Explicit indices
The difficulty here arises from making indices implicit in tensor product expressions. For example, the unitary $U$ corresponding to controlled-NOT gate on qubits $1$ and $2$ and identity on qubit $3$ is often written down as
$$
U=\text{CNOT}\otimes I\tag1
$$
but a similar unitary $U'$ corresponding to controlled-NOT on qubits $1$ and $3$ and identity on qubit $2$ cannot be written this way
$$
U'=\text{???}.\tag2
$$
A solution is to introduce subscripts that identify the qubits
$$
U_{123}=\text{CNOT}_{12}\otimes I_3\tag{1'}
$$
which allows us to write $(2)$ as
$$
U_{123}'=\text{CNOT}_{13}\otimes I_2.\tag{2'}
$$
Computing matrix elements of tensor products
The additional advantage of this more explicit notation is that it provides a simple algorithm for computing matrix elements of tensor products. To that end replace qubit list like $123$ with two lists of indices like $i_1i_2i_3;k_1k_2k_3$ where $i_m$ are row indices and $k_m$ are column indices and where $m\in\{1,2,3\}$ identifies a qubit corresponding to each index.

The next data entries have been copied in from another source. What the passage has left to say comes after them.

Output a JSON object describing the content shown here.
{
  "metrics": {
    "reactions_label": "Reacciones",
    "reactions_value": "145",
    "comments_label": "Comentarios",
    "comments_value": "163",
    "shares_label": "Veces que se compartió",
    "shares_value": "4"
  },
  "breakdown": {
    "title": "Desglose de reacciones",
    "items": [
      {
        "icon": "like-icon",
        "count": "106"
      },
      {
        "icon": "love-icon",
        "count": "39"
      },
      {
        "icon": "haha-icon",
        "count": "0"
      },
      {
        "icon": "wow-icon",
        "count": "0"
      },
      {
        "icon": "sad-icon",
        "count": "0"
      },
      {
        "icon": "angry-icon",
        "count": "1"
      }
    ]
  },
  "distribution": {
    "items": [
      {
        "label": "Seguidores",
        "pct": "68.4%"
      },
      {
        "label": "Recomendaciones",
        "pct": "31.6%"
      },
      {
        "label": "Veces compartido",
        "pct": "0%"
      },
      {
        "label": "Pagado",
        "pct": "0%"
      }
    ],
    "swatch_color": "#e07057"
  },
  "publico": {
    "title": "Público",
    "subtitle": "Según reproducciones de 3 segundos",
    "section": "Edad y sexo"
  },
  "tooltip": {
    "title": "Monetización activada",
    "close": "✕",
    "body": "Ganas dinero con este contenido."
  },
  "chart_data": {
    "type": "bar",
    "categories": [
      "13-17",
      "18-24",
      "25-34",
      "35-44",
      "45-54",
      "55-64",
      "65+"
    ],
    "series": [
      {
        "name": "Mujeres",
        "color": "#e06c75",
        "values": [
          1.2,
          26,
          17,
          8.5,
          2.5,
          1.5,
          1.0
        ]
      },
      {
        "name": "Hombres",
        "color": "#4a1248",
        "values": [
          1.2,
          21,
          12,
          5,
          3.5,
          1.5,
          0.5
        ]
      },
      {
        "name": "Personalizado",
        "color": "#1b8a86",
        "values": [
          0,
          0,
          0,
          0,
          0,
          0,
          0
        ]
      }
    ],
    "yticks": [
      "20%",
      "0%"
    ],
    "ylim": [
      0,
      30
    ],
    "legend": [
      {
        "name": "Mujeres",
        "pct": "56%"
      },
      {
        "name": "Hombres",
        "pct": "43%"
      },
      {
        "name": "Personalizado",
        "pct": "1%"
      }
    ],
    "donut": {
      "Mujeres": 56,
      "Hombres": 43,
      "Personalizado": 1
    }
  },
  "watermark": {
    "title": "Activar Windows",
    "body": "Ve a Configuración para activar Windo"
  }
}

Then $(2)$ becomes
$$
U_{i_1i_2i_3;k_1k_2k_3}=\text{CNOT}_{i_1i_2;k_1k_2}I_{i_3;k_3}\tag3
$$
and $(2')$ becomes
$$
U_{i_1i_2i_3;k_1k_2k_3}'=\text{CNOT}_{i_1i_3;k_1k_3}I_{i_2;k_2}.\tag{3'}
$$
If we now interpret $i_1i_2i_3\in\{000,001,\dots,111\}$ as the binary encoding of the row number of the matrix on the LHS and $k_1k_2k_3$ as the binary encoding of the column number, then $(3)$ and $(3')$ give us simple direct formulas for computing matrix elements of $U$ and $U'$ from the matrix elements of the factor matrices $\text{CNOT}$ and $I$.
Example
For example, the matrix of the CNOT gate is
$$
\text{CNOT}=\begin{bmatrix}
1&0&0&0\\
0&1&0&0\\
0&0&0&1\\
0&0&1&0
\end{bmatrix}.\tag4
$$
In other words,
$$
\text{CNOT}_{ij;i'j'}=\begin{cases}
1&\text{ if }i=i'=0\text{ and }j=j',\\
1&\text{ if }i=i'=1\text{ and }j\ne j',\\
0&\text{ otherwise}.
\end{cases}\tag5
$$
Also,
$$
I_{i;j}=\begin{cases}
1\text{ if }i=j,\\
0\text{ if }i\ne j.
\end{cases}\tag6
$$
Substituting $(5)$ and $(6)$ into $(3)$, we get
$$
U_{123} = \text{CNOT}_{12}\otimes I_3 = \begin{bmatrix}
1&&&&&&&\\
&1&&&&&&\\
&&1&&&&&\\
&&&1&&&&\\
&&&&&&1&\\
&&&&&&&1\\
&&&&1&&&\\
&&&&&1&&
\end{bmatrix}\tag7
$$
and substituting $(5)$ and $(6)$ into $(3')$, we get
$$
U_{123}' = \text{CNOT}_{13}\otimes I_2 = \begin{bmatrix}
1&&&&&&&\\
&1&&&&&&\\
&&1&&&&&\\
&&&1&&&&\\
&&&&&1&&\\
&&&&1&&&\\
&&&&&&&1\\
&&&&&&1&
\end{bmatrix}.\tag{7'}
$$
Kronecker product
Finally, it is not hard to check that the above algorithm recovers the usual definition of the Kronecker product
$$
A\otimes B=\begin{bmatrix}a_{11}B&\dots&a_{1n}B\\&\dots&\\a_{n1}B&\dots&a_{nn}B\end{bmatrix}\tag8
$$
as a special case since in terms of matrix elements $(4)$ can be written as
$$
(A\otimes B)_{i_1i_2;k_1k_2} = A_{i_1;k_1}B_{i_2;k_2}\tag9
$$
where the compound indices $i_1i_2$ and $k_1k_2$ are to be interpreted as above.